Por conseguinte, o ser humano há de ser considerado a partir de uma visão holística, qual seja, há de ser considerado na sua totalidade. Nem só a parte material nem só a parte espiritual, uma vez que somos seres dicotômicos (corpo e alma ou espírito), na concepção de alguns teólogos e filósofos, ou tricotômicos (corpo, alma e espírito), como querem outros. E, quer sejamos dicotômicos quer tricotômicos, aspiramos a valores abstratos como o amor, a religião, a justiça, a liberdade e outros, valores esses sem os quais é impossível viver plenamente, porquanto são tão essenciais para o bem-estar e a realização pessoal em todos os aspectos quanto o é o atendimento às necessidades físico-orgânicas.
Assim, buscamos ao longo da vida a felicidade, como, aliás, já dizia Aristóteles, filósofo que a punha “como fim das ações humanas”.
Mas, afinal, que é a felicidade? – pergunta-se, sem se obter resposta fora da abstração e do subjetivismo. A propósito, grande discussão já existia entre os gregos, porque, segundo Aristóteles, quase todos concordam que a felicidade é o sumo bem ou fim último buscado pelo homem, mas discordam quanto à sua definição. Os estoicos, por exemplo, desenvolveram todo um sistema de ensinamento acerca da felicidade, com entendimento diferente dos demais filósofos de seu tempo.
Não é sem razão que a obra Ética a Nicômaco, daquele filósofo, apesar do enfoque dado à essência do homem, pode-se dizer que é, do começo até o fim, uma teoria da felicidade, assunto do qual ele também trata na obra Arte Retórica.

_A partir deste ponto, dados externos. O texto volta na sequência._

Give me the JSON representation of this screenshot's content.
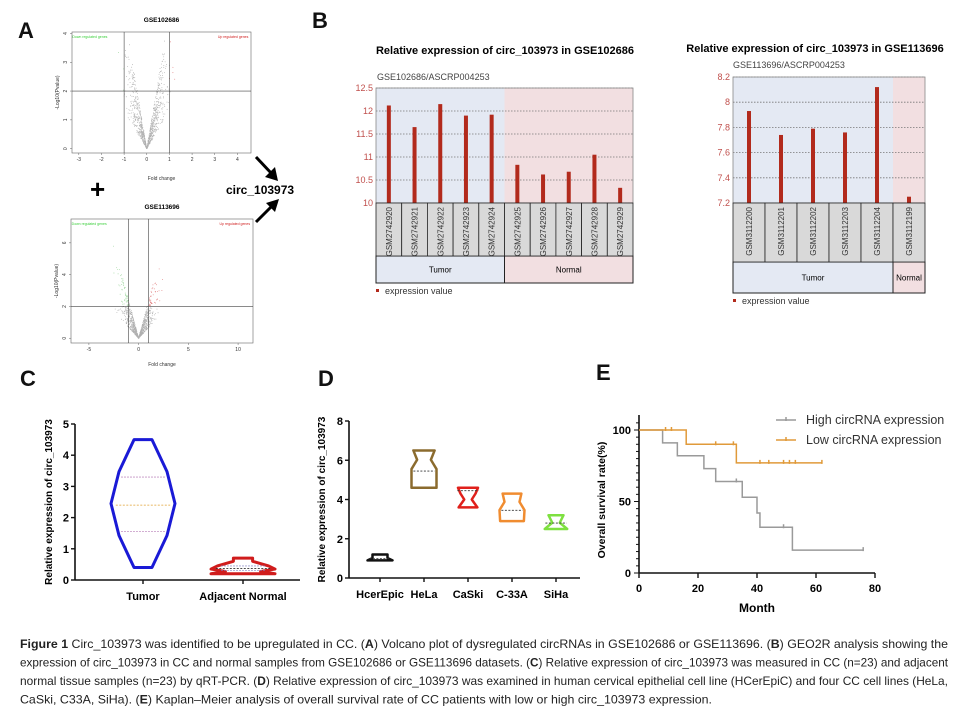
{
  "panels": {
    "a": "A",
    "b": "B",
    "c": "C",
    "d": "D",
    "e": "E"
  },
  "combine": {
    "plus": "+",
    "target": "circ_103973"
  },
  "colors": {
    "bar": "#b22a1c",
    "tumor_bg": "#e4e9f3",
    "normal_bg": "#f2dfe1",
    "sample_box": "#d9d9d9",
    "tick_red": "#c0504d",
    "down_label": "#3ccf3c",
    "up_label": "#d02020",
    "km_high": "#9a9a9a",
    "km_low": "#e09a3a"
  },
  "chart_data": [
    {
      "id": "volcano-gse102686",
      "type": "scatter",
      "title": "GSE102686",
      "xlabel": "Fold change",
      "ylabel": "-Log10(Pvalue)",
      "xlim": [
        -3.3,
        4.6
      ],
      "ylim": [
        -0.15,
        4.05
      ],
      "xticks": [
        -3,
        -2,
        -1,
        0,
        1,
        2,
        3,
        4
      ],
      "yticks": [
        0,
        1,
        2,
        3,
        4
      ],
      "vlines": [
        -1,
        1
      ],
      "hline": 2,
      "annotations": {
        "down": "Down regulated genes",
        "up": "Up regulated genes"
      }
    },
    {
      "id": "volcano-gse113696",
      "type": "scatter",
      "title": "GSE113696",
      "xlabel": "Fold change",
      "ylabel": "-Log10(Pvalue)",
      "xlim": [
        -6.8,
        11.5
      ],
      "ylim": [
        -0.3,
        7.5
      ],
      "xticks": [
        -5,
        0,
        5,
        10
      ],
      "yticks": [
        0,
        2,
        4,
        6
      ],
      "vlines": [
        -1,
        1
      ],
      "hline": 2,
      "annotations": {
        "down": "Down regulated genes",
        "up": "Up regulated genes"
      }
    },
    {
      "id": "geo2r-gse102686",
      "type": "bar",
      "title": "Relative expression of circ_103973 in GSE102686",
      "subtitle": "GSE102686/ASCRP004253",
      "ylim": [
        10,
        12.5
      ],
      "yticks": [
        "10",
        "10.5",
        "11",
        "11.5",
        "12",
        "12.5"
      ],
      "categories": [
        "GSM2742920",
        "GSM2742921",
        "GSM2742922",
        "GSM2742923",
        "GSM2742924",
        "GSM2742925",
        "GSM2742926",
        "GSM2742927",
        "GSM2742928",
        "GSM2742929"
      ],
      "values": [
        12.12,
        11.65,
        12.15,
        11.9,
        11.92,
        10.83,
        10.62,
        10.68,
        11.05,
        10.33
      ],
      "groups": [
        {
          "label": "Tumor",
          "count": 5
        },
        {
          "label": "Normal",
          "count": 5
        }
      ],
      "legend": "expression value",
      "grid": true
    },
    {
      "id": "geo2r-gse113696",
      "type": "bar",
      "title": "Relative expression of circ_103973 in GSE113696",
      "subtitle": "GSE113696/ASCRP004253",
      "ylim": [
        7.2,
        8.2
      ],
      "yticks": [
        "7.2",
        "7.4",
        "7.6",
        "7.8",
        "8",
        "8.2"
      ],
      "categories": [
        "GSM3112200",
        "GSM3112201",
        "GSM3112202",
        "GSM3112203",
        "GSM3112204",
        "GSM3112199"
      ],
      "values": [
        7.93,
        7.74,
        7.79,
        7.76,
        8.12,
        7.25
      ],
      "groups": [
        {
          "label": "Tumor",
          "count": 5
        },
        {
          "label": "Normal",
          "count": 1
        }
      ],
      "legend": "expression value",
      "grid": true
    },
    {
      "id": "violin-tissue",
      "type": "violin",
      "ylabel": "Relative expression of circ_103973",
      "ylim": [
        0,
        5
      ],
      "yticks": [
        0,
        1,
        2,
        3,
        4,
        5
      ],
      "categories": [
        "Tumor",
        "Adjacent Normal"
      ],
      "series": [
        {
          "min": 0.4,
          "q1": 1.55,
          "median": 2.4,
          "q3": 3.3,
          "max": 4.5,
          "color": "#1a1ad6"
        },
        {
          "min": 0.2,
          "q1": 0.3,
          "median": 0.37,
          "q3": 0.45,
          "max": 0.7,
          "color": "#d01c1c"
        }
      ]
    },
    {
      "id": "violin-cell-lines",
      "type": "violin",
      "ylabel": "Relative expression of circ_103973",
      "ylim": [
        0,
        8
      ],
      "yticks": [
        0,
        2,
        4,
        6,
        8
      ],
      "categories": [
        "HcerEpic",
        "HeLa",
        "CaSki",
        "C-33A",
        "SiHa"
      ],
      "series": [
        {
          "min": 0.9,
          "median": 1.0,
          "max": 1.2,
          "color": "#111111"
        },
        {
          "min": 4.6,
          "median": 5.45,
          "max": 6.5,
          "color": "#8b6b2e"
        },
        {
          "min": 3.6,
          "median": 4.45,
          "max": 4.6,
          "color": "#e0201b"
        },
        {
          "min": 2.9,
          "median": 3.45,
          "max": 4.3,
          "color": "#f08c30"
        },
        {
          "min": 2.5,
          "median": 2.8,
          "max": 3.2,
          "color": "#7ee040"
        }
      ]
    },
    {
      "id": "km-survival",
      "type": "line",
      "xlabel": "Month",
      "ylabel": "Overall survival rate(%)",
      "xlim": [
        0,
        80
      ],
      "ylim": [
        0,
        100
      ],
      "xticks": [
        0,
        20,
        40,
        60,
        80
      ],
      "yticks": [
        0,
        50,
        100
      ],
      "legend_position": "top-right",
      "series": [
        {
          "name": "High circRNA expression",
          "color": "#9a9a9a",
          "steps": [
            [
              0,
              100
            ],
            [
              8,
              91
            ],
            [
              13,
              82
            ],
            [
              22,
              73
            ],
            [
              26,
              64
            ],
            [
              35,
              53
            ],
            [
              40,
              42
            ],
            [
              41,
              32
            ],
            [
              52,
              16
            ],
            [
              76,
              16
            ]
          ],
          "censored": [
            [
              33,
              64
            ],
            [
              49,
              32
            ],
            [
              76,
              16
            ]
          ]
        },
        {
          "name": "Low circRNA expression",
          "color": "#e09a3a",
          "steps": [
            [
              0,
              100
            ],
            [
              16,
              90
            ],
            [
              33,
              77
            ],
            [
              62,
              77
            ]
          ],
          "censored": [
            [
              9,
              100
            ],
            [
              11,
              100
            ],
            [
              26,
              90
            ],
            [
              32,
              90
            ],
            [
              41,
              77
            ],
            [
              44,
              77
            ],
            [
              49,
              77
            ],
            [
              51,
              77
            ],
            [
              53,
              77
            ],
            [
              62,
              77
            ]
          ]
        }
      ]
    }
  ],
  "caption": {
    "lines": [
      [
        {
          "t": "Figure 1",
          "b": true
        },
        {
          "t": " Circ_103973 was identified to be upregulated in CC. ("
        },
        {
          "t": "A",
          "b": true
        },
        {
          "t": ") Volcano plot of dysregulated circRNAs in GSE102686 or GSE113696. ("
        },
        {
          "t": "B",
          "b": true
        },
        {
          "t": ") GEO2R analysis showing the"
        }
      ],
      [
        {
          "t": "expression of circ_103973 in CC and normal samples from GSE102686 or GSE113696 datasets. ("
        },
        {
          "t": "C",
          "b": true
        },
        {
          "t": ") Relative expression of circ_103973 was measured in CC (n=23) and adjacent"
        }
      ],
      [
        {
          "t": "normal tissue samples (n=23) by qRT-PCR. ("
        },
        {
          "t": "D",
          "b": true
        },
        {
          "t": ") Relative expression of circ_103973 was examined in human cervical epithelial cell line (HCerEpiC) and four CC cell lines (HeLa,"
        }
      ],
      [
        {
          "t": "CaSki, C33A, SiHa). ("
        },
        {
          "t": "E",
          "b": true
        },
        {
          "t": ") Kaplan–Meier analysis of overall survival rate of CC patients with low or high circ_103973 expression."
        }
      ]
    ]
  }
}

De qualquer forma, a felicidade está sempre, em síntese, ligada à ideia de plenitude. Ressalvado que, segundo os estudiosos, a palavra moderna felicidade é carregada de maior subjetivismo do que a correspondente palavra grega eudemonia (no grego antigo, εὐδαιμονία), já que para os gregos eudemonia trazia a ideia de plenitude de vida, a englobar os aspectos material e espiritual.
Há, todavia, a despeito disso, quem diga que a felicidade não existe. Contudo, como escreveu no soneto Velho Tema o magistrado e nosso poeta parnasiano Vicente de Carvalho, felicidade existe, sim. “Existe, sim; mas nós não a alcançamos / Porque está apenas onde a pomos / E nunca a pomos onde nós estamos.”
É por isso que há quem diga que a mulher paupérrima que mora com a prole embaixo da ponte pode ser feliz, ao mesmo tempo em que o mais rico empresário pode ser infeliz. É de ver-se, contudo, que, não obstante tratar-se de algo subjetivo e abstrato, não se confundem o estado de resignação inconsciente e o estado de felicidade racional. Tal mulher, sem dúvida, não é feliz; apenas renuncia à vida em plenitude, ante a própria impotência, como vítima da opressão e injustiças impostas por seus semelhantes. Quanto ao empresário rico e infeliz, talvez lhe falte a concepção holística que lhe permita ver-se como ser composto de duas partes bem distintas, a material e a espiritual, e, assim, cuidar de si a partir dessa concepção. Ou (quem sabe?) a despeito do poderio material, talvez, lhe falte algum dos já citados valores ao qual almeje e, por uma razão qualquer, não possa alcançar.
Sem vida em plenitude não há que se falar em felicidade.